Friday, January 30, 2015
‘Flies At The Well’ To Be Staged In Michigan (at the Fourth Wall)
Friday, January 30, 2015 (Article by by W. WINSTON SKINNER in the Times Herald)
“Flies at the Well,” Jeff Bishop’s play about the 1948 John Wallace murder case, is to be staged in April in Michigan.
Joan Doggrell of the Newnan Theatre Company said “a trial production” of the play is scheduled for April 18 in Jackson, Mich. In 1948, Wallace, a prominent Meriwether County farmer, was tried and convicted of murdering William Turner, who worked for him.
The Michigan production is sponsored by Gary and Marji Minix, Doggrell said.
A reading of the play was staged for an invited group of Coweta citizens at the Wadsworth Auditorium on Nov. 9. The next goal was an out-of-town staging.
Bishop, a former Times-Herald writer who now directs the museums of the Newnan-Coweta Historical Society, “needs to make sure that the play works for an audience outside of Georgia that is unfamiliar with the story,” Doggrell said.
The real life events had lots of twists. William Turner was using the name “Wilson Turner” because his brother, Wilson, was exempted from the military draft. In the Jim Crow era, two black farm workers testified Wallace forced them to help him burn Turner’s body.
Georgia law required human remains for a murder trial, and Turner’s “corpus delecti” consisted of a few shards of bone held in a matchbox. One of the witnesses in the case was Mayhayley Lancaster, an eccentric Heard County fortuneteller who knew both Turner and Wallace.

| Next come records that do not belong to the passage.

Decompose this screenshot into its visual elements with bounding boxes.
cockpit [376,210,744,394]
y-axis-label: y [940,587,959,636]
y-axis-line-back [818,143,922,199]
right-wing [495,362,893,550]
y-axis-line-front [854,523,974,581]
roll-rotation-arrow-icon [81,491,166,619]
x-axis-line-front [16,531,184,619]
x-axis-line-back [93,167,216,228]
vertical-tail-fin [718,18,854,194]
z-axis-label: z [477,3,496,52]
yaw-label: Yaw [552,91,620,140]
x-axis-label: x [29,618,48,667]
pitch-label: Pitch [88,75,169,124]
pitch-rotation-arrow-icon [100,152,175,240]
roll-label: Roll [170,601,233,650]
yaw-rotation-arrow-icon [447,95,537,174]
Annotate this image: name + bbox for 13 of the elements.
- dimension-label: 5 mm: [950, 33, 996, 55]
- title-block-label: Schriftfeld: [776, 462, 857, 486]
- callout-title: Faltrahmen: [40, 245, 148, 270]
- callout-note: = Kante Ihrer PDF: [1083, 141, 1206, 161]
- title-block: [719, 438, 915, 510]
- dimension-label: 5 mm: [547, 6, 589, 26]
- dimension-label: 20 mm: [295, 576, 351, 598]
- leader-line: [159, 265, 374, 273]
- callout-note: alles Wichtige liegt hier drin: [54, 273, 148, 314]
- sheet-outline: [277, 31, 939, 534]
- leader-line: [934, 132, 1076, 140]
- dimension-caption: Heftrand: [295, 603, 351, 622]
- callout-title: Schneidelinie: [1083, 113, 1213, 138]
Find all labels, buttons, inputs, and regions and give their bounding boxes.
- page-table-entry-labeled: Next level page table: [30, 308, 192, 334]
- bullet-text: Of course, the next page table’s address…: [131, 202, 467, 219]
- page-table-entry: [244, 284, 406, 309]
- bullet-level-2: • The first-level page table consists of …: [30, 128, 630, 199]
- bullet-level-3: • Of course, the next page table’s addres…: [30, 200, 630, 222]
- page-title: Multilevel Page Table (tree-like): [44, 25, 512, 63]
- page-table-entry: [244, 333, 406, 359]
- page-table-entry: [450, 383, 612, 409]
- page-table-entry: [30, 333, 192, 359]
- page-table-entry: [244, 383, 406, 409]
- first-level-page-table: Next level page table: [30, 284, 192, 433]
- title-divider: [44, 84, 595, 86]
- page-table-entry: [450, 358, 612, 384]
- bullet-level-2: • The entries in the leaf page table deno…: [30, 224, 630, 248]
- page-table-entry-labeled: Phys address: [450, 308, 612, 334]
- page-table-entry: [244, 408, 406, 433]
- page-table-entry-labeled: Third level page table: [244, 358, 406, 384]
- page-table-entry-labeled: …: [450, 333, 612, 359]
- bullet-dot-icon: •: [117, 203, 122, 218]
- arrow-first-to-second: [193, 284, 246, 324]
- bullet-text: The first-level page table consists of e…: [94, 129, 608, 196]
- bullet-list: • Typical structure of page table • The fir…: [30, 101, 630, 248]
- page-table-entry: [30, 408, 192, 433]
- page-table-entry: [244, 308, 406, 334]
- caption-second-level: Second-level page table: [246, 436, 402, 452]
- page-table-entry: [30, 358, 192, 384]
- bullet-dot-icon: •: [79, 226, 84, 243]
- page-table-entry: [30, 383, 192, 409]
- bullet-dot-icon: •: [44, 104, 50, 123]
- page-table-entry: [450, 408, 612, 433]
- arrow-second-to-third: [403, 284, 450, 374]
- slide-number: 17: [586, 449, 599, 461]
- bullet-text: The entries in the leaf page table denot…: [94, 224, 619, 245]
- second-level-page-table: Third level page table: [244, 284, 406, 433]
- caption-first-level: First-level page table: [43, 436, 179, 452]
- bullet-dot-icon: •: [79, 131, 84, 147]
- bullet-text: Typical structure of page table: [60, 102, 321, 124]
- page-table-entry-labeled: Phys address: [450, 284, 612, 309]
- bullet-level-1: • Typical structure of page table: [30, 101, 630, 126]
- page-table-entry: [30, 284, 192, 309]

“Here in Coweta County, the tale is legendary,” Doggrell said – noting some older Cowetans “actually recall the 1948 murder.
”Following the Nov. 9 reading, Bishop “has revised his script and is now ready for a more complete staging,” Doggrell said.
There has been an interest in a play based on the Wallace murder case for years. It has been suggested numerous times that staging the play in the upper floor courtroom of the Coweta County Courthouse – where Wallace’s case actually took place – could be a tourism draw. Parallels have often been drawn to the yearly productions of “To Kill a Mockingbird” in Harper Lee’s hometown in Alabama.
In 2011, a “Citizens’ Posse” headed by Caroline Abbey, then chairman of the NTC board, sent out a proposal inviting authors nationwide to write a new play. “With grants from donors such as the Coweta Community Foundation and the Charter Foundation, the plan forged ahead, and Jeff Bishop was chosen to write the play,” Doggrell said.
“Flies at the Well” emerged from Bishop’s “extensive research in newspaper archives and historical documents.” NTC accepted the play in December 2011.
Once Bishop and NTC are ready, “Flies at the Well” will be staged in Newnan, Doggrell said.